I have, in the past, been accused of being a Beatles-hater. This is somewhat unfair. I like the Beatles, I own most of their albums. Only one other band has more MP3s on my computer. Etc. The reason I get the accusation is that I don't go in for the Beatles-worship which seems to be almost mandatory. My pushback against this hagiography reached its high point with the release of Across The Universe, a film I had no interest in seeing.
"Look," I'll say, "The Beatles were a good band. They were a very good band. They had perhaps the longest run of consistently good new music in pop music history. But they're not the Only Band 'Gainst Whom All Others Must Be Judged (and Found Wanting)." To a certain extend, the music of the '60's has become, to music fans but not experts, a history of The Beatles, with The Rolling Stones and maybe Bob Dylan or Hendrix tossed in for good measure. Even groups like The Kinks, who actually had a similar musical trajectory as The Beatles, with poppy dance hits turning into increasingly bizarre but occasionally wonderful concept albums, appear dwarfed by the Fab Four. The Velvet Underground are held up as the counter to the mainstream groups like the Beatles. A group like The Zombies is still somewhat popular, and to be honest, I'd take their two best and most famous songs, "She's Not There" and "Time of the Season" against any two Beatles songs.
But bringing up The Kinks and The Zombies isn't exactly daring in saying that there was other, non-Beatles-based rock'n'roll in the 1960's. Which is where the Nuggets collections come in. The original Nuggets LP was released in the 1970's as a reissued collection of buried treasures from psychedelic and garage rock in the 1960's. It became a big influence on punk rock, if for no other reason than Patti Smith Group guitarist Lenny Kaye helped put it together. In recent years, Elektra records reissued the original LP with three other full-length discs of American psychedelia. They followed that up with a British and foreign box set, Nuggets II, and more recent psychedelic songs, in Children of Nuggets.
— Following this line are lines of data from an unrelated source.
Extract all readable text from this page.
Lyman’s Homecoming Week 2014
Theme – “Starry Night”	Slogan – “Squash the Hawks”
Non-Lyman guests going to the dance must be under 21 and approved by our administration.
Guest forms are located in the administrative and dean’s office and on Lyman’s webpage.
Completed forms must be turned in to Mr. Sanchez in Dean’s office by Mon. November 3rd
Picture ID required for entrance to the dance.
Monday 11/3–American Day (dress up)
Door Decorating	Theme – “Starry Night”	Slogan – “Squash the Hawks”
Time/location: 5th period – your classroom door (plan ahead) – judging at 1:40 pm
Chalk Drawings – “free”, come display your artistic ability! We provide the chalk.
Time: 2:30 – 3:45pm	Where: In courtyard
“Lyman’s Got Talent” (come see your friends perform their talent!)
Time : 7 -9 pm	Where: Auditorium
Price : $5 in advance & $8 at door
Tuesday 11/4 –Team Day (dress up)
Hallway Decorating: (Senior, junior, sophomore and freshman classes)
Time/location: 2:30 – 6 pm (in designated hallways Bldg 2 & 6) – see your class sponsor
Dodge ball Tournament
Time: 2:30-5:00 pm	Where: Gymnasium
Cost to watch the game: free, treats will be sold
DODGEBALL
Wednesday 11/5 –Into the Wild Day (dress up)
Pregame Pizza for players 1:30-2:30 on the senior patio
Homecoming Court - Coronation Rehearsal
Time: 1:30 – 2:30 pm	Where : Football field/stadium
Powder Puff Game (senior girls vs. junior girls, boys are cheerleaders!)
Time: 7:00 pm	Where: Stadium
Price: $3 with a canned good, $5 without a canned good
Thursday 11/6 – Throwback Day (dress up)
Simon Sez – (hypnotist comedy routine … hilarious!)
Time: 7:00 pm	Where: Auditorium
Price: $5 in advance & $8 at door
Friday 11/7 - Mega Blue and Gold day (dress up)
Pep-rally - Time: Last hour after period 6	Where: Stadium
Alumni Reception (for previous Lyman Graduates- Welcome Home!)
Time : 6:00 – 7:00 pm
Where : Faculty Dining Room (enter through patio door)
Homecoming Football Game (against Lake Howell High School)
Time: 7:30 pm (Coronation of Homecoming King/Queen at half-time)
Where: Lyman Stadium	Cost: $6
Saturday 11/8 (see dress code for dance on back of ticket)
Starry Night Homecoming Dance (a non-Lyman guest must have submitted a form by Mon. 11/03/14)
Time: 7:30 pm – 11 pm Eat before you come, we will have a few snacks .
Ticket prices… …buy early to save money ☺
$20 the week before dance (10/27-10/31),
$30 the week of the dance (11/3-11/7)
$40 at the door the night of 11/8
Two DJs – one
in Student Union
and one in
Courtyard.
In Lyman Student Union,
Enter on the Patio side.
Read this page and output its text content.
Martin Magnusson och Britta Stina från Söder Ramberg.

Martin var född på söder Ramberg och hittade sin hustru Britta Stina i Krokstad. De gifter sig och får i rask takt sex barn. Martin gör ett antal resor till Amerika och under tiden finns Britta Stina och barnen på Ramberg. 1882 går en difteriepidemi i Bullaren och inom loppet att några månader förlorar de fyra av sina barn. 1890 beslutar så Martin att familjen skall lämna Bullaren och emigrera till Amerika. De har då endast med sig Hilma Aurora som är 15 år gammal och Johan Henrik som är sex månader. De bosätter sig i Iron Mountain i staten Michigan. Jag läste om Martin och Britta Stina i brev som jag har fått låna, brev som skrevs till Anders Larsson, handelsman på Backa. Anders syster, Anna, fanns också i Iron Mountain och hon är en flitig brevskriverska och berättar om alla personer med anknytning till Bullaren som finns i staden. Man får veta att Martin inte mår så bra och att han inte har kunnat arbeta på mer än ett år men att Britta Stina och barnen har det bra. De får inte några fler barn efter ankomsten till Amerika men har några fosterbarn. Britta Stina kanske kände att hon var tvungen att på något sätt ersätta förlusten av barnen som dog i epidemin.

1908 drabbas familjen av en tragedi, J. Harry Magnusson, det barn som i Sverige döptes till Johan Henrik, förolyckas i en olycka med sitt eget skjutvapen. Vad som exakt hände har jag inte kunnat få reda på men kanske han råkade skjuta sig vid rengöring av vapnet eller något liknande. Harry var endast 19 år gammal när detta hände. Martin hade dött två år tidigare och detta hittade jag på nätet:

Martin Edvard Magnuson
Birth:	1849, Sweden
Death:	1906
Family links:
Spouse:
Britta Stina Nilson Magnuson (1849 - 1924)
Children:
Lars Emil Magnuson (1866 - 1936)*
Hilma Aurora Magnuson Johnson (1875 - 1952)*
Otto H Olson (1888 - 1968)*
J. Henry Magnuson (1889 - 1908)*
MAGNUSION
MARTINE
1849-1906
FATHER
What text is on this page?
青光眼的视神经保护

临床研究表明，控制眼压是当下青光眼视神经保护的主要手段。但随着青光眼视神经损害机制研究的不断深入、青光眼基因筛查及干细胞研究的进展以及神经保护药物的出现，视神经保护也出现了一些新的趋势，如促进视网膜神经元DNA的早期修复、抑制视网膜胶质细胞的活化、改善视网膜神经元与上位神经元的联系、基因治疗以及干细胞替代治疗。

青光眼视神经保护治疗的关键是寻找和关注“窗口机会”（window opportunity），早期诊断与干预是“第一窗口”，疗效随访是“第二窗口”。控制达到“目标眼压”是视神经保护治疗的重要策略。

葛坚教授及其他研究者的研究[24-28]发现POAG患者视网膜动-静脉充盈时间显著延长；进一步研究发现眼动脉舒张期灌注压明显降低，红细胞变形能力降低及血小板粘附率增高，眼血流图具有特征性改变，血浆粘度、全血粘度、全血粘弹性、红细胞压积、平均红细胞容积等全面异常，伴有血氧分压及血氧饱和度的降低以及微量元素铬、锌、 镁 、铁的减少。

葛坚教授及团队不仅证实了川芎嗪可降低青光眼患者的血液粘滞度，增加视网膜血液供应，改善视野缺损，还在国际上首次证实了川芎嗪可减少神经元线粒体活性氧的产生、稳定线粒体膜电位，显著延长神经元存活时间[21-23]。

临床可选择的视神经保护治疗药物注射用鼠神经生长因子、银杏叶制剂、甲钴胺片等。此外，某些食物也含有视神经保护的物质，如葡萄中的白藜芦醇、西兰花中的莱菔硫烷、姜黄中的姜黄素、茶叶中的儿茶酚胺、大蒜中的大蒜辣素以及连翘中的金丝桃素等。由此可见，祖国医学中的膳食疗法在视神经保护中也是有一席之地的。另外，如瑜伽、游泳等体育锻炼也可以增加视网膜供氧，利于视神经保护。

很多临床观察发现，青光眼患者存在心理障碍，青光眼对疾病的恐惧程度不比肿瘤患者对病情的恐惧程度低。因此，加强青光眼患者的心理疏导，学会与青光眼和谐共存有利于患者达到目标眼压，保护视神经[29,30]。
I recently went through my music collection, trimming some places and filling in gaps. I added the Nuggets songs to my collection, to my almost universal enjoyment. It also gives me 60's-style rock music that's not the canonical Beatles and Stones, and in some cases, may almost be better.
Here's one from the original LP, The Knickerbockers' "Lies," which could almost pass a lost Beatles track.
(I have no idea if these embeds will transfer from the blog to Facebook. Only one way to find out!)
Here's another Nuggets I piece of British Invasion pop, The Remains' "Why Do I Cry"
Another notable thing about the bands in the collection is that they have the best band names. I guess it's from before they all got taken. The Primitives, The Smoke, The Sonics, or this one, The Poets, a Scottish group.
The Nuggets II collection from "the British Empire and beyond" has a different feel, which I somewhat prefer. The music seems deeper, darker, and a little more stripped-down. The Wimple Winch's "Save My Soul" is decidedly not a Beatles song.
The Children of Nuggets collection is a bit more hit-and-miss. Some of it sounds simply like old songs with more modern instrumentation, a combination which doesn't always work. One of the places where it works best, however, is in the odd XTC side project, The Dukes of Stratosphear. The Dukes are occasionally called a psychadelic rock parody, but that seems unfair. This is an homage. Maybe a winking one, but an homage nonetheless. (song should be playable on the right of this link)
The place where the Nuggets collection really fit into my own collection became clear when I heard the Them track from Nuggets II, "I Can Only Give You Everything." Them became famous primarily for introducing singer Van Morrison (of "Wild Nights," "Gloria," and "Brown Eyed Girl" fame) to the world, but the song became something of a punk anthem, covered by Richard Hell on his second album. As I mentioned in the "15 albums" meme, Richard Hell was one of my gateways into being a music fan, but my parents were also Van Morrison fans, so deep in my nonconscious mind, there are several Van Morrison tracks. This song brings it all together - proto-punk meets British invasion, Beatles meet Stones, pop meets rock.